Non solo. Il film è una summa di tanto cinema post-moderno. L’attraversamento delle porte, quali mezzo di transfer spazio-temporale e la possibilità di interrompere e rivedere sequenze di vita già scritte riportano, infatti, alla mente tematiche già affrontate nel recente Inception (Christopher Nolan, 2010) e, trasversalmente, anche nella trilogia dei fratelli Wachowski (Matrix). La scelta, che rimane la conditio sine qua non, la discriminante che determina tutte le catene di eventi che costituiranno la trama del destino, ricorda da vicino Wanted di Bekmambetov (2008), altro film che rivela quanto la capacità di scegliere l’azione,invece che la sottomissione, possa svelare quanto di subdolo, arcaico e mistificatorio si nasconde dietro l’accezione stessa di destino. Un destino che non va accettato passivamente, ma le cui redini vanno governate per non essergli succubi e vivere un’esistenza a metà. A grandi linee, è ciò che accade in The Box (Richard Kelly, 2009) tratto da un racconto breve di un altro prolifico scrittore di fantascienza statunitense, Richard Matheson. A differenza dei suddetti film, tuttavia, il lungometraggio di Nolfi ha il pregio di non volere costruire un’architettura ingegnosa e astrusa, quasi fine a se stessa.
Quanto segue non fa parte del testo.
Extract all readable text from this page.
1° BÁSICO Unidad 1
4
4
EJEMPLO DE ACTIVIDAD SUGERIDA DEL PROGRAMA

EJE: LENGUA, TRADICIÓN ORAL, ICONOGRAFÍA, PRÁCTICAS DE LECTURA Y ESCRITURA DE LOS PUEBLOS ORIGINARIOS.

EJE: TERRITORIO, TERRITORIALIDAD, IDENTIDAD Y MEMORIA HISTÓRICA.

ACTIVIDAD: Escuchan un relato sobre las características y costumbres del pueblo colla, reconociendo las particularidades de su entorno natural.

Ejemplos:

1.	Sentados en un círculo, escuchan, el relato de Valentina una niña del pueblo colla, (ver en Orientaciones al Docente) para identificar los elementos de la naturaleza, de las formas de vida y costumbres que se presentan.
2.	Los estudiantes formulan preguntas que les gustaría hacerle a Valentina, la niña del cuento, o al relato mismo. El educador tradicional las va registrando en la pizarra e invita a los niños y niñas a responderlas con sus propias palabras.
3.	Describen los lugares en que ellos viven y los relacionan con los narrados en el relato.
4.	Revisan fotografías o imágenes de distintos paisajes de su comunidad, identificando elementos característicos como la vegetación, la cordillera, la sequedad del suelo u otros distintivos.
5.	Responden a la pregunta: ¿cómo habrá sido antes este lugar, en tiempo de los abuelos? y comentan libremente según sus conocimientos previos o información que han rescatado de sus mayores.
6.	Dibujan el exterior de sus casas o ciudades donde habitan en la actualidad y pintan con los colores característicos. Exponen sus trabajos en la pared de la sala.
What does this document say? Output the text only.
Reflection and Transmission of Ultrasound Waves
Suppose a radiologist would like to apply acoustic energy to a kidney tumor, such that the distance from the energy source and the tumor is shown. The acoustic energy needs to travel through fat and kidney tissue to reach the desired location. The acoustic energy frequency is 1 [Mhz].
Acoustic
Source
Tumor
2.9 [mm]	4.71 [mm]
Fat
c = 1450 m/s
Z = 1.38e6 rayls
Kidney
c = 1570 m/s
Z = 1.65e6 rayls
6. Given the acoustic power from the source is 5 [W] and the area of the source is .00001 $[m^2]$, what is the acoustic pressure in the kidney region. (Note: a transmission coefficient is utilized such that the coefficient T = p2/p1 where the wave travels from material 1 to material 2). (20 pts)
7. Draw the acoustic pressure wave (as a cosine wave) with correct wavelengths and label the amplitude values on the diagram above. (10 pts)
Lineare nell’intreccio e nei contenuti, I guardiani del destino ricorda la semplicità e le atmosfere di Ai confini della realtà, dove le cose più banali, come appunto le azioni della vita quotidiana, assumono una valenza pazzescamente surreale e una rilevanza impensata nell’economia della storia umana o privata. La fotografia di John Toll (Braveheart, 1995, La sottile linea rossa, 1998) è invisibile eppure fortemente connotante: il suo ritratto pulito di New York, realisticamente edulcorata, si interseca con le luci nette del mondo parallelo in cui opera l’Adjustment Bureau, dove le tonalità del grigio e del marrone suggeriscono un ben preciso collocamento temporale, quello degli anni Cinquanta. Lo scompenso che si crea tra la complessa contemporaneità e la staticità che è una costante degli uffici deputati al controllo del destino, contribuisce a implementare la carica surreale e fantastica di ogni situazione. In questa dinamica bilaterale, gli attori entrano perfettamente in sintonia tra loro: tra Matt Damon e Emily Blunt (molto più giovane del partner) c’è affiatamento e naturalezza; Terence Stamp nei panni dell’intransigente agente del destino è impeccabile e perfetto nella sua mise anni Cinquanta.

Sebbene il lungometraggio soffra a volte di cali di tensione – specialmente quando ci si avvicina allo scioglimento della trama – è piacevole vedere come poi, alla fine, il senso ultimo che il regista vuole dare alla storia si racchiuda nel concetto che l’amore vince su tutto: un taglio finale netto che, grazie anche alle battute conclusive della pellicola, interpella con successo la risposta emotiva dello spettatore. Come afferma Toll: “Durante le riprese, chiedevo di volta in volta a George (Nolfi) di descrivermi che genere di film stavamo girando. La sua risposta cambiava ogni volta, ma alla fine concordammo di definire il film «thriller romantico, politico e metafisico»”

Curiosità
Il numero di telefono che nel film Elise (Emily Blunt) dà a David (Matt Damon), ossia il 212-6647665 è di proprietà degli Universal Studios ed è apparso in altri film distribuiti dalla major. Se chiamato, suona sempre libero.